The Veteran's Administration (VA) in the US did not make this same choice. They buy drugs in bulk and pass huge savings along to the ultimate consumers. The government and Big Pharma knew exactly what they were doing with Medicare part D since they had a long history with the VA. We, in the US, got fleeced!

Now, I realize that companies that invest millions in new technology need to recoup the costs of their investments but it appears that only US residents are funding that. I don't know, but perhaps it can be said, that the US is subsidizing the rest of the developed industrialized world when it comes to financing new drugs. All I really know is that we neutered the potent market forces that a large buyer in any market exerts when they go out to make purchases. This is antithetical to the perceived traditional conservative politics!

Diabetes should not cost so much but the fault does not lie with PWDs and their doctors. I assert that the fault lies with deliberate market interference as typified by the Medicare Modernization Act of 2003. I further assert that using market middlemen, the US insurance industry, parasitically drains valuable health care dollars and in return provides no benefit.

My fix, if I were king?
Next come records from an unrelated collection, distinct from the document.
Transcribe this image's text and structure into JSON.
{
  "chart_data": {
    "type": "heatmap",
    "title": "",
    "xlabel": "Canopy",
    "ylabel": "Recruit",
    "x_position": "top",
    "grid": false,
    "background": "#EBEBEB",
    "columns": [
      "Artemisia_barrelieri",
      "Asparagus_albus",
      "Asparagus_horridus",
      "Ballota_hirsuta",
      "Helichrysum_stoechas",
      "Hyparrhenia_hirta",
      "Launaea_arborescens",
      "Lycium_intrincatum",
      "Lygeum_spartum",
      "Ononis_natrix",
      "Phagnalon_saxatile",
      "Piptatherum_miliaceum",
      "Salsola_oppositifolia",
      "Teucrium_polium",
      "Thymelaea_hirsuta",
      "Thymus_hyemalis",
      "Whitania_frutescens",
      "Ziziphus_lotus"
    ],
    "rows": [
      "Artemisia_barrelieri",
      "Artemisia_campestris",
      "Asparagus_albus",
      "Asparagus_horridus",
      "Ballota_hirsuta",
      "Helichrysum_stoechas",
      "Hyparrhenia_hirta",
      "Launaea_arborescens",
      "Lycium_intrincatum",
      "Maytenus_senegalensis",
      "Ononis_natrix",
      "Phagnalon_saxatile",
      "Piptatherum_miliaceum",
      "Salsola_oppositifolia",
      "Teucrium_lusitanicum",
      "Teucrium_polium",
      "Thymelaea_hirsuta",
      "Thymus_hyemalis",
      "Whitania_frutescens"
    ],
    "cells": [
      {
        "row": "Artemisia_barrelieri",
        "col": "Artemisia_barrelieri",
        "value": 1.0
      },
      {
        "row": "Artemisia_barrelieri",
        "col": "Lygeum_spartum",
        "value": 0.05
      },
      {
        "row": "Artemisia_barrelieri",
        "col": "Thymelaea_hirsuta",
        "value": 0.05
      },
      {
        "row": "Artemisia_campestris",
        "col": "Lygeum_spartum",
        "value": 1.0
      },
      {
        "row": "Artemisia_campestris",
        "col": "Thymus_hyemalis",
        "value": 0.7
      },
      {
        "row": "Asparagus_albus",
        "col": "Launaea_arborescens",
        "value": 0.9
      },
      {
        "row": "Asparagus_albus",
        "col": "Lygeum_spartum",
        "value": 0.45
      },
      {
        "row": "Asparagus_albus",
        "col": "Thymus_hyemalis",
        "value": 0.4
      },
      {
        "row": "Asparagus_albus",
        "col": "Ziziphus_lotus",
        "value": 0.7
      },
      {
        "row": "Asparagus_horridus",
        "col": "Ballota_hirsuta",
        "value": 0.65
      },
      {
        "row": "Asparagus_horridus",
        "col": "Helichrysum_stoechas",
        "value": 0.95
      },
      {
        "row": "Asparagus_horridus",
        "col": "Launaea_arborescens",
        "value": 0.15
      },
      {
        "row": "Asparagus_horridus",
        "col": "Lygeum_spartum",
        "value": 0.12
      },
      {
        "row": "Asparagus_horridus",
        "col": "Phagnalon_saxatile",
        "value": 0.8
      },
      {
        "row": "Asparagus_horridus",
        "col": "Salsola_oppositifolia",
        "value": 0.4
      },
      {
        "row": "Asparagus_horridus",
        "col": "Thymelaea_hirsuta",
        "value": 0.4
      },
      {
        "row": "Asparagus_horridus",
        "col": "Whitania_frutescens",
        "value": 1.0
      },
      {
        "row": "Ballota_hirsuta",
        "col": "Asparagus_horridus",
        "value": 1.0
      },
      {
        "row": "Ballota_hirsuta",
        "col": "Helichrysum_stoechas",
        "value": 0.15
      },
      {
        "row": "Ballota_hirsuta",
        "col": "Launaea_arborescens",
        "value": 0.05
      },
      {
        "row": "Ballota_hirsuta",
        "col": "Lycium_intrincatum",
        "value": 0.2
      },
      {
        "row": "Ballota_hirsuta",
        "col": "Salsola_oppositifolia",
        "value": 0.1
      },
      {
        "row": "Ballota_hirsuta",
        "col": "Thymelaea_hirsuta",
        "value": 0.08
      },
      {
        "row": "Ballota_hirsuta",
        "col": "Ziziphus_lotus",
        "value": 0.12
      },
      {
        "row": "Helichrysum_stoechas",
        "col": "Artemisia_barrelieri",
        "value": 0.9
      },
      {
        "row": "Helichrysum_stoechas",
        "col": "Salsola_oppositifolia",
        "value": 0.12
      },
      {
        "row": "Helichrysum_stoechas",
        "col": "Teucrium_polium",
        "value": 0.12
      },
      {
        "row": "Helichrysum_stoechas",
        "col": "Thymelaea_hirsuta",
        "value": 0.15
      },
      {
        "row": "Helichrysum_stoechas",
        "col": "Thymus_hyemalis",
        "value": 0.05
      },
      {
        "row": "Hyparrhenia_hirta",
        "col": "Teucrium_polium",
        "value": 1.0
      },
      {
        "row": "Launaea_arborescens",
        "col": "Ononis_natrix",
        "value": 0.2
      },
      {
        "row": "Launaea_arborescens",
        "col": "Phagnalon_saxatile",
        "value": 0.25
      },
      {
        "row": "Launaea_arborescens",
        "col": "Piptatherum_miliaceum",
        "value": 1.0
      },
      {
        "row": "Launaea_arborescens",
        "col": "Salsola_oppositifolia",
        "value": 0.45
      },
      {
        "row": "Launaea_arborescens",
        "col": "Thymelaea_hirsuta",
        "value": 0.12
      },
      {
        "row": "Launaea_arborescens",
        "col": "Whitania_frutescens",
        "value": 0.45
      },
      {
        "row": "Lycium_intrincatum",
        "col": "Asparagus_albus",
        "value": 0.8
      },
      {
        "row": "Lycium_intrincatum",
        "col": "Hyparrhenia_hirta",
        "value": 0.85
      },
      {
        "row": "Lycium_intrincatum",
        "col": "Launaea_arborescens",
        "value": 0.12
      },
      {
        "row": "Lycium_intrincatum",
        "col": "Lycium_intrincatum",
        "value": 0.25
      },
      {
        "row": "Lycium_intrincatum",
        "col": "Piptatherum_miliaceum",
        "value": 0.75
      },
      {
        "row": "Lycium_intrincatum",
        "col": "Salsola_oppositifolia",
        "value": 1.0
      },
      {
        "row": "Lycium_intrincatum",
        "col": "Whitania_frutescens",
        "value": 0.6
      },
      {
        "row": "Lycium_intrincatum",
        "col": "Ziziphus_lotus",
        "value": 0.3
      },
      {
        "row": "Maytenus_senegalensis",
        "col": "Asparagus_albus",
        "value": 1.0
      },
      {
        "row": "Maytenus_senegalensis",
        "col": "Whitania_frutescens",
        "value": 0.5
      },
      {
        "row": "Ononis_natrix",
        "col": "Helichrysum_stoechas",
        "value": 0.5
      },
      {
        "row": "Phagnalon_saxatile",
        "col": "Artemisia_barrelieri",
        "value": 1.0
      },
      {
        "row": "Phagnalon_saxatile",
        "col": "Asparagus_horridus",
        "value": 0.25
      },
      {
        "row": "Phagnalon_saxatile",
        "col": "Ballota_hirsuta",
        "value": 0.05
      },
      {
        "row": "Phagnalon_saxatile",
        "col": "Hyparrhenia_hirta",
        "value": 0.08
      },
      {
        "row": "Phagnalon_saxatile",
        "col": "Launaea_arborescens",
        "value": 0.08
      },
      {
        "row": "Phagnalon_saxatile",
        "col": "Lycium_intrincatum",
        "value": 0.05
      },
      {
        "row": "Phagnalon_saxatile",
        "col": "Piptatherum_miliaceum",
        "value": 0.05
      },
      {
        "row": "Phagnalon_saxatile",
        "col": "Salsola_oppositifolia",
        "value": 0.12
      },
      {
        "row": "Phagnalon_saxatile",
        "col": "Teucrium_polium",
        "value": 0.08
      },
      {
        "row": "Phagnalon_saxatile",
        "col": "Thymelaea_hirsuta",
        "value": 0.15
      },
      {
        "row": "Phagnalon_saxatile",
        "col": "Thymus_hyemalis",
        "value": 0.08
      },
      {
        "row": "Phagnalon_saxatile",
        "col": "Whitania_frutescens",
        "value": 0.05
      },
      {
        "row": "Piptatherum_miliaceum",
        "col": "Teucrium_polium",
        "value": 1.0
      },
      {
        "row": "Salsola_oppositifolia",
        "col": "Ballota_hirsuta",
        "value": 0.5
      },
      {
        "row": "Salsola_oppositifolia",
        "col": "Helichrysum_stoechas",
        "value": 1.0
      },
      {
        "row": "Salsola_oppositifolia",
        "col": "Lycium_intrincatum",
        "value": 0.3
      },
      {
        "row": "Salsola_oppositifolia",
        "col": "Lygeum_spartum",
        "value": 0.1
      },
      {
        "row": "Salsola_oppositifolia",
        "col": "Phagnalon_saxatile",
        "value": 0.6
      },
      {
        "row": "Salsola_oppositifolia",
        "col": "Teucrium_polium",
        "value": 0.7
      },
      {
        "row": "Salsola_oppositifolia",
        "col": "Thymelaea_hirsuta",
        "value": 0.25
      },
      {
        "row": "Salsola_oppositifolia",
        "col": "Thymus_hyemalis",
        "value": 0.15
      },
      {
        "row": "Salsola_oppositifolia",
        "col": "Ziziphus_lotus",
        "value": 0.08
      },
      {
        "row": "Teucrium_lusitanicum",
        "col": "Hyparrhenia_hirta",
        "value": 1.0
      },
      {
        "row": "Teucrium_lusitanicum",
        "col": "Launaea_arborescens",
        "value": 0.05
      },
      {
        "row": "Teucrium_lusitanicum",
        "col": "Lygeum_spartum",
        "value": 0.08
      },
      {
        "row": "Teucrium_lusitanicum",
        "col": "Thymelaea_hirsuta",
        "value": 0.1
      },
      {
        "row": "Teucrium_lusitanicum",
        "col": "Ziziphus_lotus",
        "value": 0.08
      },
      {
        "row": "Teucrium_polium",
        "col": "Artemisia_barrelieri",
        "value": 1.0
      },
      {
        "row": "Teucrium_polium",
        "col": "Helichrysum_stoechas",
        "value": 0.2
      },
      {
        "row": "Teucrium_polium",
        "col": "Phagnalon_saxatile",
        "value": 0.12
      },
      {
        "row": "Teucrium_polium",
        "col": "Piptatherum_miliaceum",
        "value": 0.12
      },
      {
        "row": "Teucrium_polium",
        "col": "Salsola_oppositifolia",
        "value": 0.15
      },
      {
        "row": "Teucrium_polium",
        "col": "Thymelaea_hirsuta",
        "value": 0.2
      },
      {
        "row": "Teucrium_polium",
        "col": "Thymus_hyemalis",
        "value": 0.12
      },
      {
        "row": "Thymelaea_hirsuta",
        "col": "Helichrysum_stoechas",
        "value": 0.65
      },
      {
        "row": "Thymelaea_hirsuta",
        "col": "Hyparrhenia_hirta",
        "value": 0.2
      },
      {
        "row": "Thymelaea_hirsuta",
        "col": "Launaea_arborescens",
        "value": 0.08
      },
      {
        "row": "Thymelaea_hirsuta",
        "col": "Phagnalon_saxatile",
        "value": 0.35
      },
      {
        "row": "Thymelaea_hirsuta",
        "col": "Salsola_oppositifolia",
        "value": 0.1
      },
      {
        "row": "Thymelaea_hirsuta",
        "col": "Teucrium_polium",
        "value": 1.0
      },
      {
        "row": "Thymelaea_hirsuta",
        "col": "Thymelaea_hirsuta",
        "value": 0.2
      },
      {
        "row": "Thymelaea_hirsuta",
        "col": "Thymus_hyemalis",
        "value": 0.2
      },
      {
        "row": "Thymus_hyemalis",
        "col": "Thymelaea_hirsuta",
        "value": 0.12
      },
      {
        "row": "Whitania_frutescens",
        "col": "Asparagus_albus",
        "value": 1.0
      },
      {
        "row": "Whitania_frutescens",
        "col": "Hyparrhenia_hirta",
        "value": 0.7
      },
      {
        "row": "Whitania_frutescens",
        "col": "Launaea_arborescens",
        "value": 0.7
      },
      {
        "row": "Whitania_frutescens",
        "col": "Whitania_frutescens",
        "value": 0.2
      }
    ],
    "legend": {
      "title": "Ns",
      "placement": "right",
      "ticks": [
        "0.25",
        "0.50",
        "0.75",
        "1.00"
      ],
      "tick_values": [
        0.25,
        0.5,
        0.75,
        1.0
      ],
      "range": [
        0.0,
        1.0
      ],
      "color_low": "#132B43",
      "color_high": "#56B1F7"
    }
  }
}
I would institute a complete replacement of our health care system with a single payer universal Medicare-for-all and completely eliminate the insurance middlemen. It would be a public payer with private providers. I'm not holding my breath!

The reason I don't think the article is a net positive is that it is no surprise that relatively small medical advances can mean a big jump in bills. Cancer treatments that extend life by 90 days can cost hundreds of thousands of dollars. These things have been reported for years.

The question is whether incremental changes are always small changes. We don't need pumps with pretty colors and I don't want one that plays music but I don't think the changes since the 1980s are particularly small and I am not convinced by Tim's argument that meters and MDI are the only important advances. A1c's are in general lower than they were for the intensive group in the DCCT. Perhaps that is a result of analog insulins, pumps and even CGMs for at least some populations.

The downside of arguments like this is that they encourage the general tax paying population to tell the chronically ill - especially the poor - to suck it up and stop complaining about inferior care.

Maurie

Do you test two hours after those meals, Bertie? I don't know how old you are (your profile says you were diagnosed in 1900!) but you might want to watch at some point for weight gain and developing insulin resistance from using high doses to cover high carb meals. Personally, insulin deficiency is enough for me without adding insulin resistance. I don't think pump trainers who tell us we can "eat whatever we want and bolus for it" are doing us any favors. I personally think your type 2 friend may be jealous but he will certainly be healthier! I'm going to get in trouble with admin if I comment on the "some other sucker is paying for this luxury".

Oops, sorry, Bertie, the tongue must have been too well hidden in your cyber cheek!

That's got to be frustrated to watch. I had a friend who is an RN and whose medical opinion I'd always respected. Her husband is a Type 2 who "follows doctor's orders" (which are very minimal treatment) and they both think I'm obsessive about my D.